While the CBC/CFB gadget attacks on PGP and S/MIME are technically very similar, the requirements for a successful attack differ substantially. Attacking S/MIME is straightforward and an attacker can break multiple (in our tests up to 500) S/MIME encrypted emails by sending a single crafted S/MIME email to the victim. Given the current state of our research, the CFB gadget attack against PGP only has a success rate of approximately one in three attempts. The reason is that PGP compresses the plaintext before encrypting it, which complicates guessing known plaintext bytes. We feel that this is not a fundamental limitation of the EFAIL attacks but more a technical hitch and that attacks become more efficient in future research.


Here are some strategies to prevent EFAIL attacks:

Short term: No decryption in email client. The best way to prevent EFAIL attacks is to only decrypt S/MIME or PGP emails in a separate application outside of your email client. Start by removing your S/MIME and PGP private keys from your email client, then decrypt incoming encrypted emails by copy&pasting the ciphertext into a separate application that does the decryption for you. That way, the email clients cannot open exfiltration channels. This is currently the safest option with the downside that the process gets more involved.

Short term: Disable HTML rendering.

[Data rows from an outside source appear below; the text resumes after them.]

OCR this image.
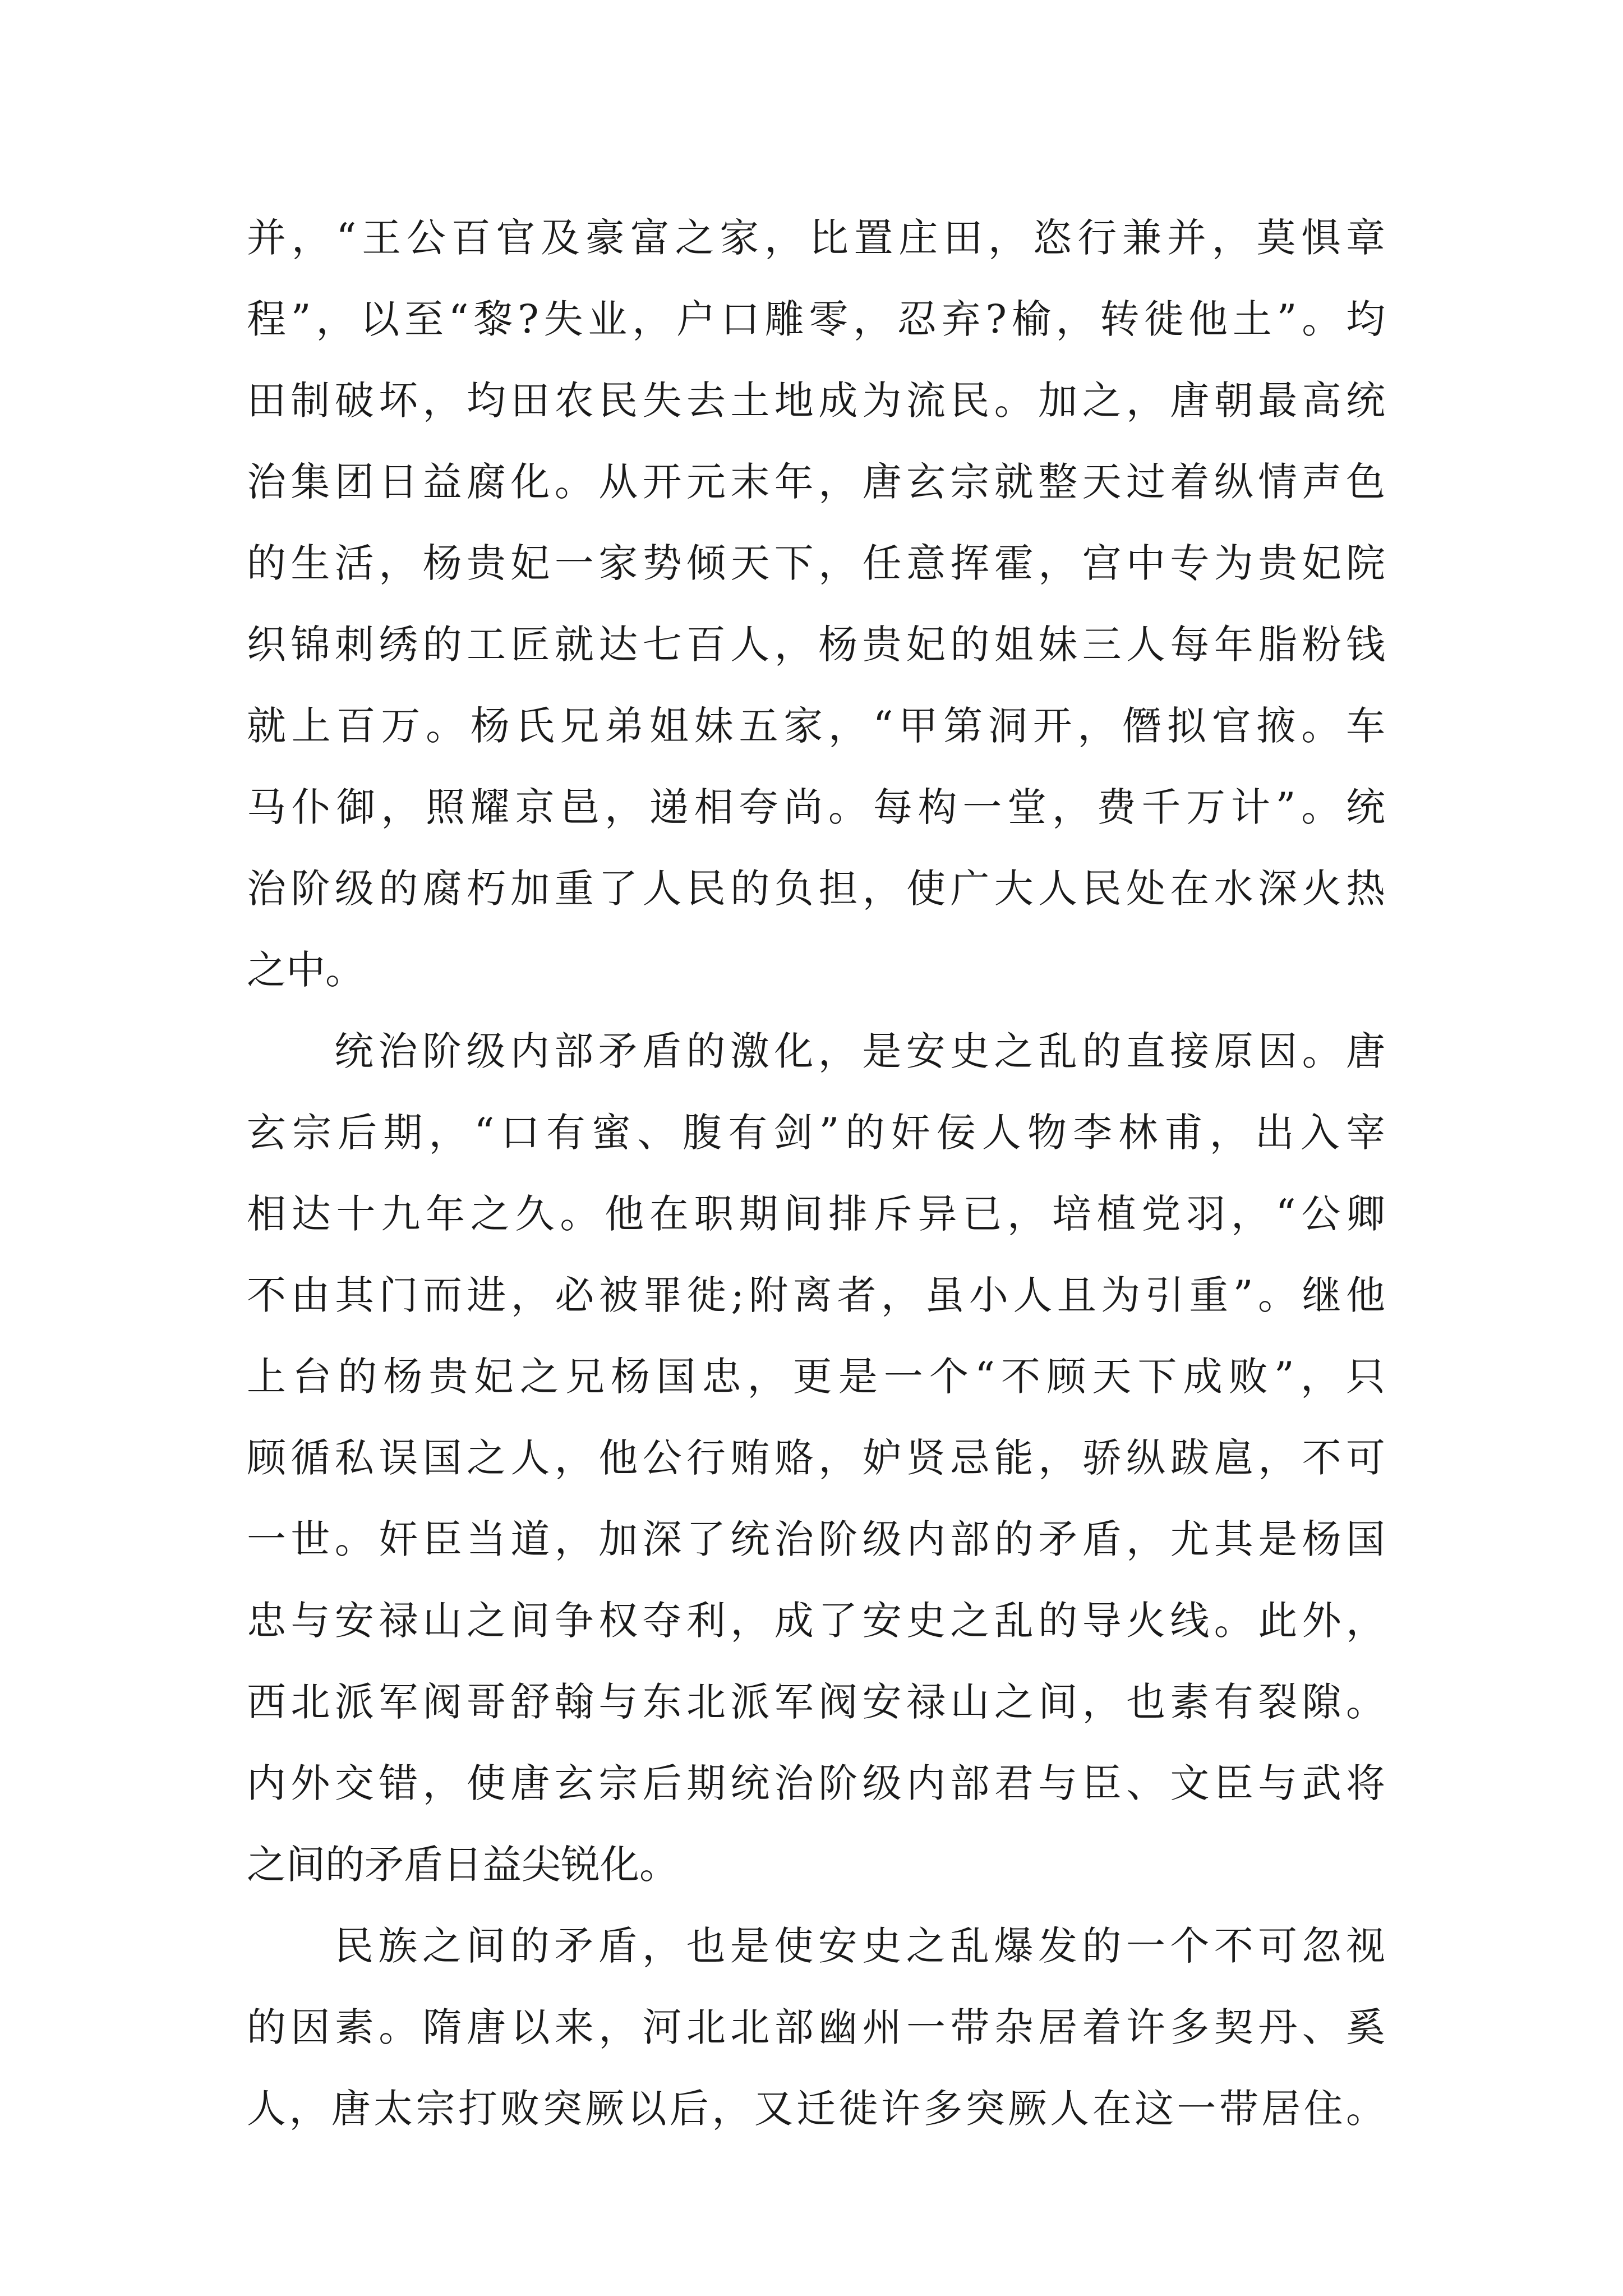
并，“王公百官及豪富之家，比置庄田，恣行兼并，莫惧章
程”，以至“黎?失业，户口雕零，忍弃?榆，转徙他土”。均
田制破坏，均田农民失去土地成为流民。加之，唐朝最高统
治集团日益腐化。从开元末年，唐玄宗就整天过着纵情声色
的生活，杨贵妃一家势倾天下，任意挥霍，宫中专为贵妃院
织锦刺绣的工匠就达七百人，杨贵妃的姐妹三人每年脂粉钱
就上百万。杨氏兄弟姐妹五家，“甲第洞开，僭拟官掖。车
马仆御，照耀京邑，递相夸尚。每构一堂，费千万计”。统
治阶级的腐朽加重了人民的负担，使广大人民处在水深火热
之中。
统治阶级内部矛盾的激化，是安史之乱的直接原因。唐
玄宗后期，“口有蜜、腹有剑”的奸佞人物李林甫，出入宰
相达十九年之久。他在职期间排斥异已，培植党羽，“公卿
不由其门而进，必被罪徙;附离者，虽小人且为引重”。继他
上台的杨贵妃之兄杨国忠，更是一个“不顾天下成败”，只
顾循私误国之人，他公行贿赂，妒贤忌能，骄纵跋扈，不可
一世。奸臣当道，加深了统治阶级内部的矛盾，尤其是杨国
忠与安禄山之间争权夺利，成了安史之乱的导火线。此外，
西北派军阀哥舒翰与东北派军阀安禄山之间，也素有裂隙。
内外交错，使唐玄宗后期统治阶级内部君与臣、文臣与武将
之间的矛盾日益尖锐化。
民族之间的矛盾，也是使安史之乱爆发的一个不可忽视
的因素。隋唐以来，河北北部幽州一带杂居着许多契丹、奚
人，唐太宗打败突厥以后，又迁徙许多突厥人在这一带居住。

The EFAIL attacks abuse active content, mostly in the form of HTML images, styles, etc. Disabling the presentation of incoming HTML emails in your email client will close the most prominent way of attacking EFAIL. Note that there are other possible backchannels in email clients which are not related to HTML but these are more difficult to exploit.

Medium term: Patching. Some vendors will publish patches that either fix the EFAIL vulnerabilities or make them much harder to exploit.

Long term: Update OpenPGP and S/MIME standards. The EFAIL attacks exploit flaws and undefined behavior in the MIME, S/MIME, and OpenPGP standards. Therefore, the standards need to be updated, which will take some time.